PHILADELPHIA, Penn. — The surprise discovery of several frozen vials labeled "smallpox" at a Pennsylvania lab this week did not turn out to be a hidden source of the eradicated virus, the CDC announced Thursday.
The vials were found at a Pennsylvania facility that conducts vaccine research, the Associated Press reported. The Centers for Disease Control and Prevention said Wednesday the vials “were incidentally discovered by a laboratory worker” who was cleaning out the freezer. An official said the vials' contents appeared intact and there was no indication anyone was exposed to the contents.
The World Health Organization has designated only two sites for smallpox storage. One is at the CDC in Atlanta and another is in Russia.
According to the CDC's follow-up statement on Thursday, laboratory testing of the vials found that they contained vaccinia, the virus used in the smallpox vaccine. There was no evidence that the vials contained any of the variola virus, which causes smallpox.

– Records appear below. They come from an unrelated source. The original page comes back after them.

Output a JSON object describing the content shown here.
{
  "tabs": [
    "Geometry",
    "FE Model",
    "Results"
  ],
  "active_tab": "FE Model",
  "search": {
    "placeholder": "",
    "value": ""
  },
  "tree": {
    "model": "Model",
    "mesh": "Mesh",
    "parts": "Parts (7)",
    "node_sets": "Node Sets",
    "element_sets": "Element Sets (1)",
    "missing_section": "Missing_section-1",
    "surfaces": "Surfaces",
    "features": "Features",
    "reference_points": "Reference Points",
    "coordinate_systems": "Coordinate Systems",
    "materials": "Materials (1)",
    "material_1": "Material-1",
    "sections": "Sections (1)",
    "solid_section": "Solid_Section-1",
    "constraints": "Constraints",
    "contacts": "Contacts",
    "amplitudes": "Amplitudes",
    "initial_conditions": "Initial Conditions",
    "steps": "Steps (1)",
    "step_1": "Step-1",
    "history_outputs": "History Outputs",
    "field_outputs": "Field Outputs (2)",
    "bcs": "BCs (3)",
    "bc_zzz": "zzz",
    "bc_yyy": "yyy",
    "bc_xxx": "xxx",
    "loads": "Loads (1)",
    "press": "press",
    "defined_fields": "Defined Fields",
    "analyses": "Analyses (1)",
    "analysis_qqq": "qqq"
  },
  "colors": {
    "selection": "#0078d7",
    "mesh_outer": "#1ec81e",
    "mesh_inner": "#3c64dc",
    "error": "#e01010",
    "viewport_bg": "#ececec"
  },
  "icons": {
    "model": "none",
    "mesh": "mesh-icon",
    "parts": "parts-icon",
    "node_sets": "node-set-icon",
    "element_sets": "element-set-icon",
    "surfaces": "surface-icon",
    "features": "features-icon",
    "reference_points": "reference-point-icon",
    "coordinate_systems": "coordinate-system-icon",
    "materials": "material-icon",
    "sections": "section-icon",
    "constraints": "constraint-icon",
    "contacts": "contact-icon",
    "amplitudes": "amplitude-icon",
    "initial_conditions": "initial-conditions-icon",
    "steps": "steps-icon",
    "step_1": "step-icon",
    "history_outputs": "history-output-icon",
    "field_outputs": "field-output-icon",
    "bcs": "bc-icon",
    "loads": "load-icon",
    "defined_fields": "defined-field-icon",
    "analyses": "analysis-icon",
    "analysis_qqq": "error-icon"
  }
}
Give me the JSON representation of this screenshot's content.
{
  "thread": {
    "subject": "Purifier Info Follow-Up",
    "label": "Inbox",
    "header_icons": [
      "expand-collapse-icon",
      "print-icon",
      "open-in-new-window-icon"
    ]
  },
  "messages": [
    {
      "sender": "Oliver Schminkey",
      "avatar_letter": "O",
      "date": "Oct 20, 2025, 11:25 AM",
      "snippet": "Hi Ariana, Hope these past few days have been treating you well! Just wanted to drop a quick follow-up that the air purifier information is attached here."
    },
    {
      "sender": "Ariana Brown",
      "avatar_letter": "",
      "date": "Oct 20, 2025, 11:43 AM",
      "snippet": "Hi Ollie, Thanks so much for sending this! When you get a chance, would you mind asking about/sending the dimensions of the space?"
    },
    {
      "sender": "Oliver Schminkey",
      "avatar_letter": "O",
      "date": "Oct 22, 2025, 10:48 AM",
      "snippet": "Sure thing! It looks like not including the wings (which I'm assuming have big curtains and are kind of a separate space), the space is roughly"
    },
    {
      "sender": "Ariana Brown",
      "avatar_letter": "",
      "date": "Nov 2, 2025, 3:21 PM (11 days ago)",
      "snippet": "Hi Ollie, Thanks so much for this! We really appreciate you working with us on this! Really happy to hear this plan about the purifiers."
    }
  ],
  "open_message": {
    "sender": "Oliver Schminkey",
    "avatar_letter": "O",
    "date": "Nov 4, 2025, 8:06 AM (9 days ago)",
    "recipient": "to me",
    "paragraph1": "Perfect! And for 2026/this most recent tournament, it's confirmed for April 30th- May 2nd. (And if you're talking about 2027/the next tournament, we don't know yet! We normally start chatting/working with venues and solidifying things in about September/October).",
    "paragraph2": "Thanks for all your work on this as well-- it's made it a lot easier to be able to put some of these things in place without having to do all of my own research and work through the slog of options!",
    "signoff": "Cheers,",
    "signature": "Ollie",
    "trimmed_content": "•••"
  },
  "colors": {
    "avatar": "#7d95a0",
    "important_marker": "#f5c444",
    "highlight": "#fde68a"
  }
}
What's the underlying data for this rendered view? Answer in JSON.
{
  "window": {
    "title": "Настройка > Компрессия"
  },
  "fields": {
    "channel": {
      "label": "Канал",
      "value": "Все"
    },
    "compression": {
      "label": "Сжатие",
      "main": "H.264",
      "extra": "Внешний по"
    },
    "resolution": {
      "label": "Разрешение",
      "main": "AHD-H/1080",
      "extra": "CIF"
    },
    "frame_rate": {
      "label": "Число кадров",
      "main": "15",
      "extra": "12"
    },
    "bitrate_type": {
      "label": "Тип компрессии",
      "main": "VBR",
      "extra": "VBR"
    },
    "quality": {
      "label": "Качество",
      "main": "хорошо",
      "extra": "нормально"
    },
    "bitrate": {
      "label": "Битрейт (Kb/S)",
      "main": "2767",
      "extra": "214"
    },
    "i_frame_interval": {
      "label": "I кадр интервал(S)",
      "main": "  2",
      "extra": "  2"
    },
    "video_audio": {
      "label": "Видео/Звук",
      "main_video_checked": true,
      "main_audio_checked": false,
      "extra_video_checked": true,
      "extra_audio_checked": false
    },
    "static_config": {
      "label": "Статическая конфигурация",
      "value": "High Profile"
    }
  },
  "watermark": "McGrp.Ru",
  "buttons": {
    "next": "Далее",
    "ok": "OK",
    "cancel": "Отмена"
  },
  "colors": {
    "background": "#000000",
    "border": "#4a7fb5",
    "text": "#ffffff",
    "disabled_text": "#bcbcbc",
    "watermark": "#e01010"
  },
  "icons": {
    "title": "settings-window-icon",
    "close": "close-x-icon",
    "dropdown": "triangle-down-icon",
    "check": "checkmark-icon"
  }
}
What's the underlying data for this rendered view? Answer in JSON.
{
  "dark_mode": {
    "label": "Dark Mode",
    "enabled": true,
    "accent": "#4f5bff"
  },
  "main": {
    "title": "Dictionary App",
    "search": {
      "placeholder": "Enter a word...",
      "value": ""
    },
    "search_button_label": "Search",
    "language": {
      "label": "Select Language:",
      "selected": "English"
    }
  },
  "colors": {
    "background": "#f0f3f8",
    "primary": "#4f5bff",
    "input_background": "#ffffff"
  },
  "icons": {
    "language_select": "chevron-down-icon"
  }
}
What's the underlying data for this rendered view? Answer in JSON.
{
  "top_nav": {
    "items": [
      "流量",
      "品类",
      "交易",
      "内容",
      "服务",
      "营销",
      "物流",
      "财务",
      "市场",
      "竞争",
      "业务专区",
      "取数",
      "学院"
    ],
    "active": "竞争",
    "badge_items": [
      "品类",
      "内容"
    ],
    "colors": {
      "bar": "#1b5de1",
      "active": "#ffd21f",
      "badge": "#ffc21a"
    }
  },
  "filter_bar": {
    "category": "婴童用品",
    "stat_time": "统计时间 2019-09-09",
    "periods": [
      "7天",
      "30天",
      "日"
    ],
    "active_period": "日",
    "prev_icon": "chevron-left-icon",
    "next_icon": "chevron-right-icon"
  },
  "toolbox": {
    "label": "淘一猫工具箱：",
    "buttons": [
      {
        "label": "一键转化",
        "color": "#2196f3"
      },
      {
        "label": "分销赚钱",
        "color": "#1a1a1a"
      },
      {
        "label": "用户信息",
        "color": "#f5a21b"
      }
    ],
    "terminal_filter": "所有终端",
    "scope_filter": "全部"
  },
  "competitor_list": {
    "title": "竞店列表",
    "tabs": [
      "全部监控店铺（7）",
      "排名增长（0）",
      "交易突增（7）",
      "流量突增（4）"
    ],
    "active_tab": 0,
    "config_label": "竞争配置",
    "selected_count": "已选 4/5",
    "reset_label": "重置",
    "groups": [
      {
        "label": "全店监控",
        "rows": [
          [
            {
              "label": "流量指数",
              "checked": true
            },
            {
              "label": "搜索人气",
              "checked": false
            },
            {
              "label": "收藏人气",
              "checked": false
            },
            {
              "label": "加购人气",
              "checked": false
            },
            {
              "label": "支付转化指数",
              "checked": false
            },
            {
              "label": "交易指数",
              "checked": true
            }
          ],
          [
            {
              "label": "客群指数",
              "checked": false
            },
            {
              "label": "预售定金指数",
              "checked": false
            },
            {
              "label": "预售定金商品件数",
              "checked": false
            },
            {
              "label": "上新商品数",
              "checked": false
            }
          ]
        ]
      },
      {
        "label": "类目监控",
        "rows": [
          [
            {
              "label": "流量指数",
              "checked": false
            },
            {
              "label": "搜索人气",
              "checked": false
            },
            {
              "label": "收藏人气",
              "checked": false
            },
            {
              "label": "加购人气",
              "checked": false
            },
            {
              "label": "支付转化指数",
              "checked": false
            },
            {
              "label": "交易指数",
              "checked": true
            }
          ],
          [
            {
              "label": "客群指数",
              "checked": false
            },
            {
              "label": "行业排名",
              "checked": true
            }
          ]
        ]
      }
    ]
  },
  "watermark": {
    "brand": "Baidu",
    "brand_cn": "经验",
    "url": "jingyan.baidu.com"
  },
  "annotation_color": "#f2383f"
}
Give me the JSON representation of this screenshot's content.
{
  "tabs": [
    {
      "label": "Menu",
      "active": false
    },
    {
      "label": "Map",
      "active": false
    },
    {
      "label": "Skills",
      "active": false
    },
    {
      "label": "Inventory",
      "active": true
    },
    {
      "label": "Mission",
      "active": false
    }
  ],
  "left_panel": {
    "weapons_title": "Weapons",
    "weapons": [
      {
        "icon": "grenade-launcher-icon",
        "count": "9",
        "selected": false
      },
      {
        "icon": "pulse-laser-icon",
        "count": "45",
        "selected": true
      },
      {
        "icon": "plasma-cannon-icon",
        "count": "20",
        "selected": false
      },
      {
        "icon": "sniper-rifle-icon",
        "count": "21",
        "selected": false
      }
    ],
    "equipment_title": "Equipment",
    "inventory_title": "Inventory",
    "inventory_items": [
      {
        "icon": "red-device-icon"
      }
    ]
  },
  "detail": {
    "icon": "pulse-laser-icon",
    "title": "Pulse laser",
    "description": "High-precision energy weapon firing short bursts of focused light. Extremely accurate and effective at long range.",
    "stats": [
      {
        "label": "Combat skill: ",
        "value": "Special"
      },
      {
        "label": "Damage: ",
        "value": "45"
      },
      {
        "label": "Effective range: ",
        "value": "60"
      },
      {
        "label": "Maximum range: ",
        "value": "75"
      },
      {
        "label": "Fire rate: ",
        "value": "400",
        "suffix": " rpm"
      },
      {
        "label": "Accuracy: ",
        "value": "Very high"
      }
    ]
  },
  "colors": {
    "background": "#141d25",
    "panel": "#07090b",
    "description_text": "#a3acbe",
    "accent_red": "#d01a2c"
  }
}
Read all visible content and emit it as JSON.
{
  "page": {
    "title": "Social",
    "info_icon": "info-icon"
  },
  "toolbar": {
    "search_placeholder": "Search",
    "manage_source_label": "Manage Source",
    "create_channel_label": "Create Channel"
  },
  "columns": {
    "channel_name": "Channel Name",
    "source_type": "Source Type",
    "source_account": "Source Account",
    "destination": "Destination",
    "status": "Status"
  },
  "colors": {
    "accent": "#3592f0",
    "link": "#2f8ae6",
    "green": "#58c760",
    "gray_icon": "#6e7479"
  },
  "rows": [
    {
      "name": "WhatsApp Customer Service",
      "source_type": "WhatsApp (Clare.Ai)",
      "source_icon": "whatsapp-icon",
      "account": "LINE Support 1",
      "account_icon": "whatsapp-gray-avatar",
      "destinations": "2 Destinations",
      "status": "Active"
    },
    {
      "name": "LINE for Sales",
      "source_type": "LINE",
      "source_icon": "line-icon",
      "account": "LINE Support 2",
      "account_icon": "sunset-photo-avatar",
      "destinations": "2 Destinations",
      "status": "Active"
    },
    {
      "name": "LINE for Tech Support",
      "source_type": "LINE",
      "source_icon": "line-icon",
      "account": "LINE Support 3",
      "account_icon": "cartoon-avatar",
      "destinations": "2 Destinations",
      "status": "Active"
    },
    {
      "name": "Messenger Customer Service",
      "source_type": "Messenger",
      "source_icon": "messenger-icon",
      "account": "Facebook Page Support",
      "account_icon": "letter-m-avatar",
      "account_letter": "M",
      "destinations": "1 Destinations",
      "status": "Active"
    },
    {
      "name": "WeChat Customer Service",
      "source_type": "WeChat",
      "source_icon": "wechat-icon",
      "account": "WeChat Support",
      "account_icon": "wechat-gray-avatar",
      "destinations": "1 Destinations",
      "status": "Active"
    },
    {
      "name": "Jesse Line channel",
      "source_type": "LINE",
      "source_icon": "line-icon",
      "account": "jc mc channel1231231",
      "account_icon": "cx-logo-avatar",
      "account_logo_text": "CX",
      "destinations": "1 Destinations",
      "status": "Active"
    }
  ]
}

"CDC is in close contact with state and local health officials, law enforcement, and the World Health Organization about these findings," the agency said.
The freezer facility in Pennsylvania was secured after the discovery on Monday, and the CDC said that the staff followed standard protocols for notifying the federal government of a potential discovery. The vials were immediately sent for testing.
Due to the success of smallpox vaccines, the last natural outbreak of the disease in the US happened in 1949. In 1980, the World Health Assembly declared smallpox to have been eradicated, with no naturally occurring cases detected since.
The Associated Press contributed to this report.